From Obamacare to Medicare for All: Easier said than done

Medicare for AllA Medicare for All health system [aka “single-payer”] would be a great step forward for the US. But how difficult will it be to get from here to there?

A recent analysis by Charles Gaba yields important insights into the difficulties of making that transition. Gaba’s article focuses on one state—Texas. Using Texas as an example, Gaba shows that the logistics will be extremely touchy—and not just in a political way.

The biggest obstacle to transitioning from our current mix of employer-based and healthcare-exchange-based system, says Gaba, is “that at least a half a million people currently work directly for health insurance carriers, plus (I’m guessing) another couple million in directly related services.”

To illustrate this point, Gaba lists every company that offered private health insurance policies in the state of Texas as of 2014. There are 163 of them.

…The point is that moving to single payer (again, assuming that included replacing all private policies for everyone and assuming that it would be a comprehensive policy which didn’t leave room for supplemental coverage) would mean that every one of these companies would go out of business…or at least shut down a major division of their operations in the cases of companies which also sell life/auto/homeowners/etc.

Gaba says that, in the long run, he has no problem with the ultimate shutdown of these companies, because he sees “the very concept of profit-based health insurance as troubling and unnecessary.”

At the same time, however, these are real people working for real companies, and very few of them are the Fat Cat Multi-Million Dollar CEOs that we all despise.

If the idea is that the federal government would hire these 500,000 people (that’s nationally; I assume it’s more like 50K or so in Texas specifically) to handle the government-run equivalent of their current job, that’s fine, but we’d better make sure to take that into consideration.
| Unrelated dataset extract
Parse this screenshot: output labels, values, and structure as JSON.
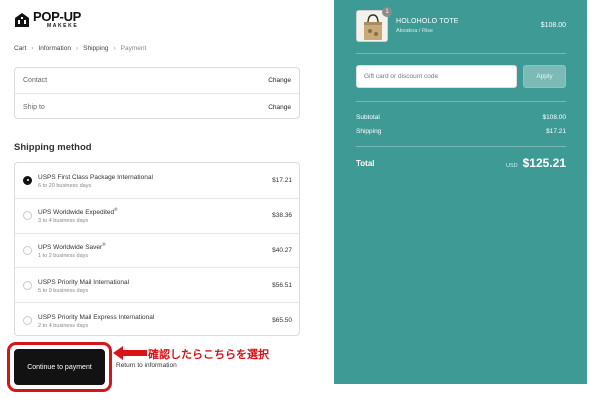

What happens to multi-year legal contracts between these companies and the healthcare providers? What’s the economic impact of 160 companies being shut down in one state alone? How much transition time would be needed to do all of this? Then multiply that by 50.

Then we need to add in the political realities and the still-unanswered question of whether moving to Medicare for All would be more cost-effective/ less expensive, notes Gaba.

It’s not impossible, he says. But we have to factor in…

“…the sheer logistics and real-world impact that making this move would have. I simply see no way of it happening over the course of a few years even if all of the political and economic winds were all lined up perfectly for that entire period of time.”

That bit about putting all those health-insurance workers out of jobs is very compelling. It’s an argument that often gets lost in the political shuffle. I’m in full sympathy with Bernie Sanders’ desire to get the profit motive out of something that–as he said on Fox TV’s Town Hall last night–is a human right. But Sanders–and all of us who want Medicare for All–need to talk about it in a much more pragmatic way.